Have you ever heard about baseball hitters "being in a slump." It refers to an extended time when a player is not hitting the ball well. Unlike basketball or football where the way to break out of a period of below average performance is to either get more aggressive or to rest your body so that you can return with more vigor and effort, the approach in baseball is slightly different. Aggression actually works against you in baseball. Hitting a ball consistently is about allowing your mind and body to relax so that you can swing in a fluid motion that naturally connects with a ball in an unforced manner. The times when I have hit the ball the hardest were the times when I was not trying to swing the hardest. Every time a hitter tries to over-swing he misses the chance to actually apply the restful force that results in a hard hit ball.
So to break out of a slump, one has to train the mind and body to exert effort in a restful manner. It sounds counter-intuitive, but that is the way it works.
I think the same is true about being on mission. All of the talk about being "radical", "lighting a flame for mission", "passionate discipleship", "exponential movements" etc. sounds great in sermons and at conferences. It stirs us us to do something, to make an impact, to change the world, but the reality is that such talk creates the expectation that God's mission is advanced through aggression. (Sadly, I think that our need to market books and conferences is generating the wrong idea of what actually can change the world.) So we apply effort. We do something radical. We try to initiate something that would require great faith. And there are usually enough success stories that are based on this aggressive language to justify promoting them as true.

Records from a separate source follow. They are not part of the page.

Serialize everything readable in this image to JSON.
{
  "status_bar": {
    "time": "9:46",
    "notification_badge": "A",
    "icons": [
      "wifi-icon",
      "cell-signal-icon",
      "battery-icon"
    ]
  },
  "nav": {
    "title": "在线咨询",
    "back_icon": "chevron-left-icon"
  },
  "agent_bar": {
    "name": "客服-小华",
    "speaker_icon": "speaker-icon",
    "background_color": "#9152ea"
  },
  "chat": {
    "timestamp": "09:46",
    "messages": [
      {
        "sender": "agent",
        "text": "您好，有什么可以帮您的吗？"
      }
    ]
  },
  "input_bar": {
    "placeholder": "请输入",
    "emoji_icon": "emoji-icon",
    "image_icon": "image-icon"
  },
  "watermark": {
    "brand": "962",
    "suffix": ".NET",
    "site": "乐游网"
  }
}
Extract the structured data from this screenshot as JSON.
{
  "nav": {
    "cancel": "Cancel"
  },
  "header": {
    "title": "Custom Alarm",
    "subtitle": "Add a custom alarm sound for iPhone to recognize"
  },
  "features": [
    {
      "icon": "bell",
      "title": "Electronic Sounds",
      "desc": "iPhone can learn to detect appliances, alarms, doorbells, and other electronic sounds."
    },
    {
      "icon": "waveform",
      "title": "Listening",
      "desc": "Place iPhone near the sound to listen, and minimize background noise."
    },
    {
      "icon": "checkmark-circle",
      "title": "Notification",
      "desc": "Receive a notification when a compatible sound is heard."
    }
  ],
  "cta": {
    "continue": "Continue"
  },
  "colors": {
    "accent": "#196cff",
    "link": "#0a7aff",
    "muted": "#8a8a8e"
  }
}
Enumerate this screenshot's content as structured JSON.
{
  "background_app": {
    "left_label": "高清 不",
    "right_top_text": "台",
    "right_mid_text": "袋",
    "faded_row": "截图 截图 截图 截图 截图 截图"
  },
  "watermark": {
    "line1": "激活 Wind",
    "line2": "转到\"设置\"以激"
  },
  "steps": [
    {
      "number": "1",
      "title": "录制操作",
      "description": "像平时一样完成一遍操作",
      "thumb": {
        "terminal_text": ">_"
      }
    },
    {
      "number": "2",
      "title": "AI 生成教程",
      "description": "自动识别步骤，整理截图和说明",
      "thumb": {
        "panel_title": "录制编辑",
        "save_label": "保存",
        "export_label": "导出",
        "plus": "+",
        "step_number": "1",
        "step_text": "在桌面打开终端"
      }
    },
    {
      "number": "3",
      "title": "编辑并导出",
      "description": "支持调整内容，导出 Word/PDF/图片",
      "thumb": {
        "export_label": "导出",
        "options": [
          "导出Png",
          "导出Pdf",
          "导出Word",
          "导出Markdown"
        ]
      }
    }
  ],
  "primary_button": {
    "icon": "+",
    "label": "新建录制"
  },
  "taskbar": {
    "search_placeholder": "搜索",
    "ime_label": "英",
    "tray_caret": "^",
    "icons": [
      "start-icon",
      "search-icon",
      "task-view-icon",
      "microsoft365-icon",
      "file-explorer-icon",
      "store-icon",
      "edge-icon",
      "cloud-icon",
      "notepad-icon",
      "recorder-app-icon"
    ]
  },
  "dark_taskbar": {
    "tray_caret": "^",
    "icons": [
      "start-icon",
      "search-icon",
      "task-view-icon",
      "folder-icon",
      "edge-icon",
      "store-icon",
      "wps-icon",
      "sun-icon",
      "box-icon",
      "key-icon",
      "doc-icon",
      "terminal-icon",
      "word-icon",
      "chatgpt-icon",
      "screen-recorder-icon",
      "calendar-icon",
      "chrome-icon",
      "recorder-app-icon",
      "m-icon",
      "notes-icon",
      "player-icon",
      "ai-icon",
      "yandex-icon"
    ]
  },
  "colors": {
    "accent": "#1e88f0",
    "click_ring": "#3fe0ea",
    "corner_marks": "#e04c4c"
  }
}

Time will reveal if these approaches are only based on strategies of forcing mission or if they are developing a counter-intuitive way of training for missional that exerts effort in a restful, Spirit-led manner. Strategies, fads, and trends come and go, but the mission of God moving like a mighty river, without hype, without promotion continues to flow. In what will we invest our energy?
1 comment:
seriously Scott this week you've become one of my anticipated blogs to read. I'm not sucking up - this is genuinely good stuff. I have been critiquing our emphasis on books and conferences for awhile but I haven't considered this aspect. To add to your idea about a slump I love to surf and I've found over and over again that if I get agitated at my inability to catch a wave in that session - that agitation only further ensures I will not catch any more waves. The frustration will cause me to make even more errors. So I need to clear my mind, take a deep breath, disconnect from that frustration and try again.